La Marquesa, a la que devoraba un cáncer el pecho, había envejecido mucho, y su habitual estado de latiente apuro, había pasado a un estado de decaimiento inerte, en el que, como sucede generalmente a los enfermos de gravedad que conservan despejadas sus facultades intelectuales, no le interesaba nada sino su padecer.

En Constancia no era menos notable el cambio que se había operado.

Desde la catástrofe que hemos referido y la enfermedad que de ella resultó, que la trajo a punto de mirar la muerte cara a cara, Constancia había muerto al mundo, como dice una frase, la que por haber caído en el monótono carril de la rutina, no ha perdido su grave y elevado significado. En su enérgica fibra, sólo un sentimiento a la vez profundo y exclusivo podía haber reemplazado el que le inspirara aquel amor que llenó toda su alma, como habría llenado toda su vida. Al borde del sepulcro condenó los extremos del amor a la criatura, y pidió a Dios perdón si moría, y conformidad si en la tierra la dejaba su voluntad omnipotente. La religión hizo más que darla conformidad; le dio consuelo y virtudes, desterrando de su alma, después de la desesperación, la soberbia, la acritud, la rebeldía y el egoísmo que por tanto tiempo en ella se entronizaron, reemplazándolos con la mansedumbre, la benevolencia, la caridad, la paciencia, cual la naturaleza produce flores odoríferas y cordiales en un erial, cuando una mano fuerte le ha arrancado los abrojos y espinas que lo cubrían; porque éste es el efecto y resultado de la vida, que unas veces con desdén, otras con burla, pocas con respeto, se denomina, dedicada a la virtud. Este es el fin a que tiende; y si los que la llevan no siempre logran conseguir este objeto (puesto que eso de ser extremadamente virtuoso no es tan fácil como les parece a aquellos que desde que ven a una persona entrar en esa senda, exigen de ella la realización del objeto a que aspira); si no siempre logran alcanzar este fin, los que a él aspiran, decimos, tienen al menos el mérito de haberlo intentado, y la gloria de alistarse bajo la santa bandera, cuyo emblema es un cordero, una cruz y una corona de espinas.

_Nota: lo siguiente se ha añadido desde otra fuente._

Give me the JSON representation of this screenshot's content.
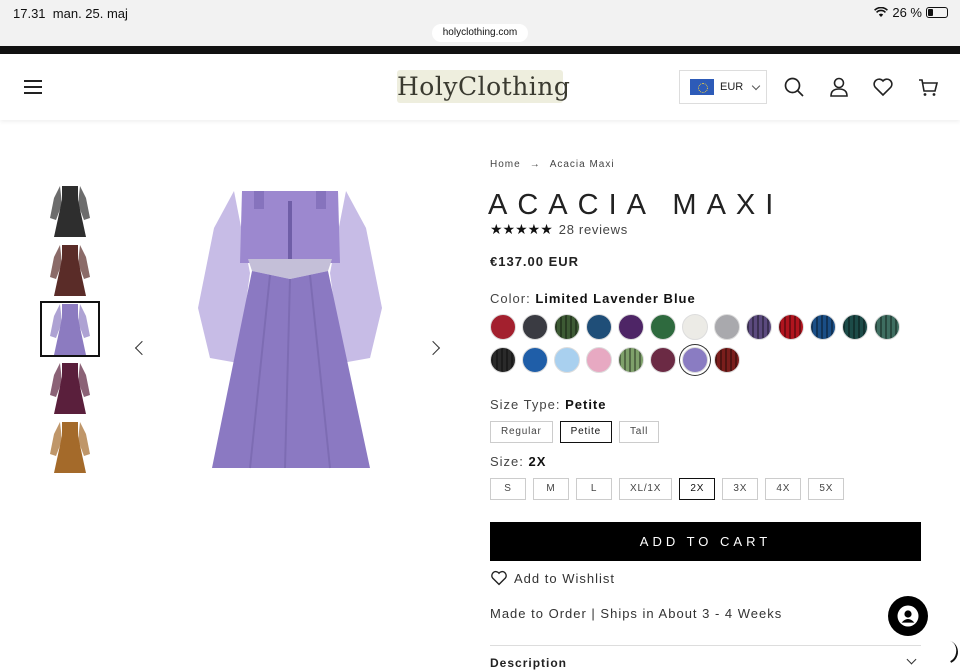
{
  "status": {
    "time": "17.31",
    "date": "man. 25. maj",
    "battery": "26 %"
  },
  "browser": {
    "url": "holyclothing.com"
  },
  "header": {
    "logo": "HolyClothing",
    "currency": "EUR"
  },
  "breadcrumb": {
    "home": "Home",
    "separator": "→",
    "current": "Acacia Maxi"
  },
  "product": {
    "title": "ACACIA MAXI",
    "stars": "★★★★★",
    "reviews": "28 reviews",
    "price": "€137.00 EUR",
    "color_label": "Color:",
    "color_value": "Limited Lavender Blue",
    "size_type_label": "Size Type:",
    "size_type_value": "Petite",
    "size_label": "Size:",
    "size_value": "2X",
    "add_to_cart": "ADD TO CART",
    "wishlist": "Add to Wishlist",
    "shipping": "Made to Order | Ships in About 3 - 4 Weeks",
    "description": "Description"
  },
  "size_types": [
    "Regular",
    "Petite",
    "Tall"
  ],
  "selected_size_type": 1,
  "sizes": [
    "S",
    "M",
    "L",
    "XL/1X",
    "2X",
    "3X",
    "4X",
    "5X"
  ],
  "selected_size": 4,
  "swatches": [
    {
      "color": "#a3202e",
      "striped": false
    },
    {
      "color": "#3a3b42",
      "striped": false
    },
    {
      "color": "#3d5a34",
      "striped": true
    },
    {
      "color": "#1f4e78",
      "striped": false
    },
    {
      "color": "#4e2566",
      "striped": false
    },
    {
      "color": "#2e6a3e",
      "striped": false
    },
    {
      "color": "#ecebe6",
      "striped": false
    },
    {
      "color": "#a9a9ad",
      "striped": false
    },
    {
      "color": "#5b4a7e",
      "striped": true
    },
    {
      "color": "#b0141e",
      "striped": true
    },
    {
      "color": "#1a4e86",
      "striped": true
    },
    {
      "color": "#1c4b48",
      "striped": true
    },
    {
      "color": "#3e6d60",
      "striped": true
    },
    {
      "color": "#2a2a2a",
      "striped": true
    },
    {
      "color": "#1f5ea8",
      "striped": false
    },
    {
      "color": "#a9d0ef",
      "striped": false
    },
    {
      "color": "#e7a9c2",
      "striped": false
    },
    {
      "color": "#7ea06a",
      "striped": true
    },
    {
      "color": "#6b2a44",
      "striped": false
    },
    {
      "color": "#8a7cc2",
      "striped": false,
      "active": true
    },
    {
      "color": "#7a1e1c",
      "striped": true
    }
  ],
  "thumbnails": [
    "#2e2e2e",
    "#5a2c28",
    "#8c7bc0",
    "#5a1f3c",
    "#a46a2a"
  ],
  "selected_thumbnail": 2
}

Tienen aún más: tienen el valor de renunciar a la sanción del mundo bullidor, el de pasar por pobres de espíritu en la brillante, ruidosa y desdeñosa legión de los denominados ilustrados, y el de condenarse al ridículo y al desprecio por la soberbia y acerba legión de los incrédulos e impíos, y sólo contar con las calladas y benévolas simpatías de aquéllos que se esconden por no ser vistos, y callan por no ser oídos de un mundo que los burla con sarcasmos, y desprecia con insultos.

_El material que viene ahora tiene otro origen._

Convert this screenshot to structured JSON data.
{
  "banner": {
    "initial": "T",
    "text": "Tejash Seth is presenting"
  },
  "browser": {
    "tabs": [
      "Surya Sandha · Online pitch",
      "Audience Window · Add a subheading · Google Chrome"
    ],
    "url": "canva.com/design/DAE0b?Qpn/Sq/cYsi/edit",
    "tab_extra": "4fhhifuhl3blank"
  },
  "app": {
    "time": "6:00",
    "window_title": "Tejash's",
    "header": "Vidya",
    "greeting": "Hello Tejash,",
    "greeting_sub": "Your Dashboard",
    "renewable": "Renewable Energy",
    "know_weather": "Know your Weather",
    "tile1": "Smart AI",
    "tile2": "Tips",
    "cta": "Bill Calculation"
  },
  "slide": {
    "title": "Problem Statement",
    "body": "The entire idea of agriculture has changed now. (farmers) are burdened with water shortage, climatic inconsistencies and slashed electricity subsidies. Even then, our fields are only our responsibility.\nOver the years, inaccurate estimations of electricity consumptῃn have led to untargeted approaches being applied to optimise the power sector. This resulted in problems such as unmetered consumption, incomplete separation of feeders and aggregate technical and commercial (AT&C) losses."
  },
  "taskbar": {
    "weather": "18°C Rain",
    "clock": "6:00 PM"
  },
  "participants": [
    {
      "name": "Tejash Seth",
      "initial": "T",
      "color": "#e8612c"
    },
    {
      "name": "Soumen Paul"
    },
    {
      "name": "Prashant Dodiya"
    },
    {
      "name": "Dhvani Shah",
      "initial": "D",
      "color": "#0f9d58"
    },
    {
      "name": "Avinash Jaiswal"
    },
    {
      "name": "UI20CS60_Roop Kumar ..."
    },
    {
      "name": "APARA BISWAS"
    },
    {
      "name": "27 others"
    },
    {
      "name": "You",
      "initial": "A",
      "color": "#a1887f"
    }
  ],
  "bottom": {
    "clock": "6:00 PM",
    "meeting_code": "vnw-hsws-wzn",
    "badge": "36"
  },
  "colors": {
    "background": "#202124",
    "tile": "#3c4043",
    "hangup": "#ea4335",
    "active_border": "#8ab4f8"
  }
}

Constancia, no obstante, era de las afortunadas que logran el fin propuesto; lo que era debido sin duda al total desprendimiento de las cosas de la tierra que el infortunio produjo en su alma.

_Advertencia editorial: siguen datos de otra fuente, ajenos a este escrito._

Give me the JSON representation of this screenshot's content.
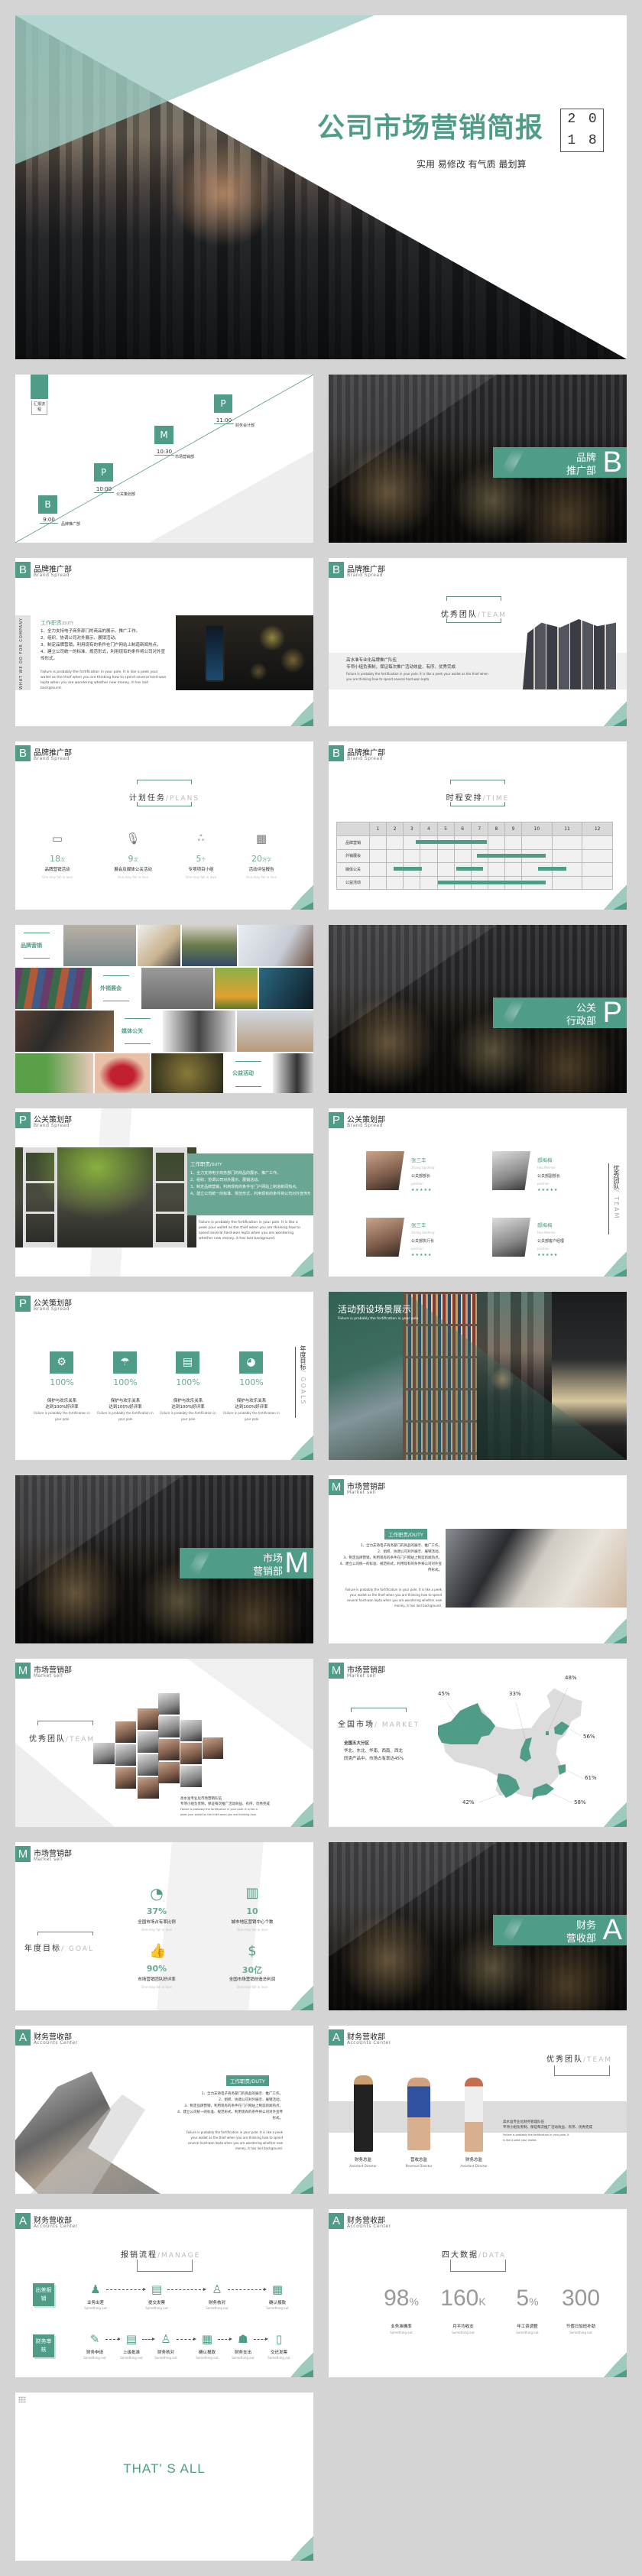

Nadie habría reconocido en ella la elegante joven que fue: su traje era más que modesto, era pobre; llevaba siempre un vestido de coco o tela de algodón negro, con pequeños lunares grises; cubría su garganta un pañuelo de la India, gris y negro, prendido al cuello con un alfiler; gastaba en todo tiempo manga larga y zapato de piel, y su cabello primorosamente alisado, estaba sujeto con dos peinecillos sobre sus sienes, sin ningún género de pretensión.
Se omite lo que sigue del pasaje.